P( [tex](\hat p_1-\hat p_2)-2.58 \times {\sqrt{\frac{\hat p_1(1-\hat p_1)}{n_1}+\frac{\hat p_2(1-\hat p_2)}{n_2} } }[/tex] < ([tex]p_1-p_2[/tex]) < [tex](\hat p_1-\hat p_2)+2.58 \times {\sqrt{\frac{\hat p_1(1-\hat p_1)}{n_1}+\frac{\hat p_2(1-\hat p_2)}{n_2} } }[/tex] ) = 0.99

99% confidence interval for ([tex]p_1-p_2[/tex]) =

[[tex](\hat p_1-\hat p_2)-2.58 \times {\sqrt{\frac{\hat p_1(1-\hat p_1)}{n_1}+\frac{\hat p_2(1-\hat p_2)}{n_2} } }[/tex] , [tex](\hat p_1-\hat p_2)+2.58 \times {\sqrt{\frac{\hat p_1(1-\hat p_1)}{n_1}+\frac{\hat p_2(1-\hat p_2)}{n_2} } }[/tex]]
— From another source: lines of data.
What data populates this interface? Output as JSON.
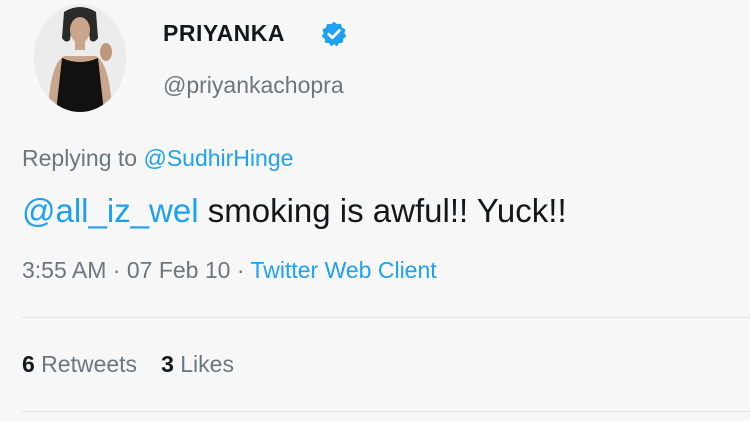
{
  "author": {
    "name": "PRIYANKA",
    "handle": "@priyankachopra",
    "verified": true
  },
  "reply": {
    "prefix": "Replying to ",
    "to": "@SudhirHinge"
  },
  "tweet": {
    "mention": "@all_iz_wel",
    "text": " smoking is awful!! Yuck!!"
  },
  "meta": {
    "time": "3:55 AM",
    "sep1": " · ",
    "date": "07 Feb 10",
    "sep2": " · ",
    "client": "Twitter Web Client"
  },
  "stats": {
    "retweets_count": "6",
    "retweets_label": " Retweets",
    "likes_count": "3",
    "likes_label": " Likes"
  },
  "colors": {
    "link": "#1da1f2",
    "secondary_text": "#6b7680",
    "primary_text": "#14171a",
    "verified_badge": "#1da1f2"
  }
}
= [ [tex](0.44-0.33)-2.58 \times {\sqrt{\frac{0.44(1-0.44)}{436}+\frac{0.33(1-0.33)}{121} } }[/tex] , [tex](0.44-0.33)+2.58 \times {\sqrt{\frac{0.44(1-0.44)}{436}+\frac{0.33(1-0.33)}{121} } }[/tex] ]

= [-0.016 , 0.236]

Therefore, 99% confidence interval for the difference in the proportion of employees and the proportion of bosses who says that monitoring e-mail is seriously unethical is [-0.016 , 0.236].